En esta ocasión, el Operativo Frontera Sur 2013, que consiste en la presencia constante de aproximadamente 100 soldados del Ejército en la cabecera del Puente de la Amistad, se extenderá por tiempo indeterminado, teniendo casi por seguro que se prolongue hasta después de las fiestas de fin de año, que suele ser la época donde mayor cantidad de compradores brasileños, de todas las regiones del gigante vecino, se acercan a nuestra ciudad para adquirir productos.
Los visitantes, que copaban los comercios en épocas pasadas, no eran solo de ciudades lejanas, un gran contingente era de residentes de Foz de Yguazú, que así como los esteños aprovechan ventajas de la comunidad vecina, los mismos, en masa venían para adquirir productos importados y todo tipo de mercaderías. En otras palabras el tradicional comercio fronterizo también se ve seriamente afectado por este despliegue intimidatorio de las Fuerzas Armadas brasileñas.
Siendo así, es evidente que el objetivo de este tipo de operativo es acogotar a la capital del Alto Paraná, que desde hace años está en la mira del gobierno del vecino país, por convertirse en una verdadera competencia para su producción. Y lo peor, la decisiones hacia donde debe apuntar el gobierno, en este punto, lo toman los influyentes empresarios brasileros.
Nadie discute la legalidad o no de la medida proteccionista tomada por el gobierno de Dilma Rousseff, que es libre de disponer de su poderío militar como mejor le parezca, lo que sí preocupa a los comerciantes y empresarios locales, es la recurrencia a este tipo de estrategia para tratar de cohibir la presencia de “compristas” en esta ciudad fronteriza, que actualmente atraviesa por una de sus peores crisis económica.
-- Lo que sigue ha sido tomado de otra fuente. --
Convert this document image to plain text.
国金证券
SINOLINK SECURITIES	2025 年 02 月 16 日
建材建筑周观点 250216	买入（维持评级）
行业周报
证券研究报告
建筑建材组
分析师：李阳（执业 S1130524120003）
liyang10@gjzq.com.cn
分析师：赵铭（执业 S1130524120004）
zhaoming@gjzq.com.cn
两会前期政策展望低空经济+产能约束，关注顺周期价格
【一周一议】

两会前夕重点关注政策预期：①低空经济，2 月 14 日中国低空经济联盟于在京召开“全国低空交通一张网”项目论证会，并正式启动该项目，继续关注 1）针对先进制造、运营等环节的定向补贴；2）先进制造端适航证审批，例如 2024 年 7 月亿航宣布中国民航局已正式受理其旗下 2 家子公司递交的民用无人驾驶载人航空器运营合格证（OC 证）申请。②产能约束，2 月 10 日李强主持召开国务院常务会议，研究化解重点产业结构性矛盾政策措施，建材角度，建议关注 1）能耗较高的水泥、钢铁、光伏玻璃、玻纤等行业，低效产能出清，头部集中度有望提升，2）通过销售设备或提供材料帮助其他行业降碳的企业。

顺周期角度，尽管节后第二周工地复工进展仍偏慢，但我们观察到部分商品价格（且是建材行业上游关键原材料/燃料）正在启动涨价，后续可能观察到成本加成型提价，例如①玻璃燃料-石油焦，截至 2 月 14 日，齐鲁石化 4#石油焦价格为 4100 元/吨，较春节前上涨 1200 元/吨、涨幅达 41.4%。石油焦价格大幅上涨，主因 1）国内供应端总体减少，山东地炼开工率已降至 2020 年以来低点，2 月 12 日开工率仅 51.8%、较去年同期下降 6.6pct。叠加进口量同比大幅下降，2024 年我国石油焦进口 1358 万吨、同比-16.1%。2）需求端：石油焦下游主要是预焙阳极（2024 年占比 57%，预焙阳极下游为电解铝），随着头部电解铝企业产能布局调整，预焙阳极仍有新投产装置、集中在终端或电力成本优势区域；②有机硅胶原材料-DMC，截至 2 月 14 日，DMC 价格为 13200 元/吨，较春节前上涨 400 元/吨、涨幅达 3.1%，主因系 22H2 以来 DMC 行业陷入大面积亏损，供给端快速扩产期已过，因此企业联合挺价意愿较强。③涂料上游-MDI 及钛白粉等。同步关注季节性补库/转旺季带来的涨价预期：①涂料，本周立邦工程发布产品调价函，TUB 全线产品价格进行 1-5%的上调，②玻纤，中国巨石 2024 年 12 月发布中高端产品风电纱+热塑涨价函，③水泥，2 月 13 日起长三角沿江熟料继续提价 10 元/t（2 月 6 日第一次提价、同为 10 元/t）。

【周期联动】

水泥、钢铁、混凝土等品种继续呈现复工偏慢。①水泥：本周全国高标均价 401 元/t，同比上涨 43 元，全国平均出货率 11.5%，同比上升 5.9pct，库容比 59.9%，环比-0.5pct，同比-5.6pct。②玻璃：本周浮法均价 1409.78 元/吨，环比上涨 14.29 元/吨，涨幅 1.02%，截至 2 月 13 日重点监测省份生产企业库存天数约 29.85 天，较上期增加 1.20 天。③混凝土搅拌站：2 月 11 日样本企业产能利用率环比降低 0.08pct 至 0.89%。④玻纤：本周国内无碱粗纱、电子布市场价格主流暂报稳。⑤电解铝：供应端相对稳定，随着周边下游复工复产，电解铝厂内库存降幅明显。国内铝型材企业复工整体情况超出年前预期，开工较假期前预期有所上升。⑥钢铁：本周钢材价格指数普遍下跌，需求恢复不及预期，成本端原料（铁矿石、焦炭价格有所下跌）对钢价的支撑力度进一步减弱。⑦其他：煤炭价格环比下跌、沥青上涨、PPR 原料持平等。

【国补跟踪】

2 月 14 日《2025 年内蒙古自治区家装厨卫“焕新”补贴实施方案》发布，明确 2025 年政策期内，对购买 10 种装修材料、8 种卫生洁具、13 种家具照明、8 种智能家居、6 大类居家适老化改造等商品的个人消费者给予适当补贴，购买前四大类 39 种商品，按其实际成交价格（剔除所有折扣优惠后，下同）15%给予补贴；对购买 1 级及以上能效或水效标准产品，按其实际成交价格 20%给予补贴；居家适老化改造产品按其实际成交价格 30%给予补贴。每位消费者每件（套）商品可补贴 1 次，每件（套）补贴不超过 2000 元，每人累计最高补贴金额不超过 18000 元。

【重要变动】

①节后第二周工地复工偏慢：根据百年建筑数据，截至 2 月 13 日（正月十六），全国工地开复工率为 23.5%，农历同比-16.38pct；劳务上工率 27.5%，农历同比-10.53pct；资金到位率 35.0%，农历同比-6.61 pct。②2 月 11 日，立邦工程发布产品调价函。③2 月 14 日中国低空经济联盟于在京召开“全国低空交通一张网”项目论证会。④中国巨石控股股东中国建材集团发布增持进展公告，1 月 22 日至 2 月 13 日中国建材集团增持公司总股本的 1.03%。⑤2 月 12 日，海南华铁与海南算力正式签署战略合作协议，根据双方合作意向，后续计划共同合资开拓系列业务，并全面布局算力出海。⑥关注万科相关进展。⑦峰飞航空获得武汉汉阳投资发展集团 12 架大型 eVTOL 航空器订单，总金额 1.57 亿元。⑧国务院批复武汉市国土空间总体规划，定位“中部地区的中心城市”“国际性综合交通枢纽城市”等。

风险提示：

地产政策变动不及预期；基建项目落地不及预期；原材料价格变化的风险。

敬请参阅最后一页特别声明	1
Si el objetivo es éste, paralizar la actividad comercial de la segunda ciudad en importancia del Paraguay, sus idealizadores lo están consiguiendo, basta hacer un simple recorrido por las calles del microcentro esteño, donde el paisaje es desolador, tiendas vacías, vendedores de brazos cruzados, muchos negocios de puertas cerradas, y lo que es peor, algunos ya de forma definitiva, pues no se avizora una mejora en un futuro cercano.
Miles de desempleados de estos comercios cerrados se suman a las estadísticas y podrían incorporarse a la delincuencia, pues no existe generación de puestos de trabajo que puedan reabsorberlos.
Si el país vecino quiere realmente combatir la ilegalidad en la frontera, los efectivos militares, por lo menos, deberían instalarse solamente en las rutas de salida de Foz de Yguazú y no en el Puente de la Amistad, donde ya existen las instituciones encargadas para ese fin. Siendo así, el tradicional comercio fronterizo no sería afectado en esta época de esperanza de fortalecer las ventas, por las fiestas de fin de año. En resumen, aquella famosa frase, “irmãos” paraguayos, es sólo de boca para afuera, porque la realidad es totalmente distinta. Basta de cinismo y populismo con ínfulas de política imperialista.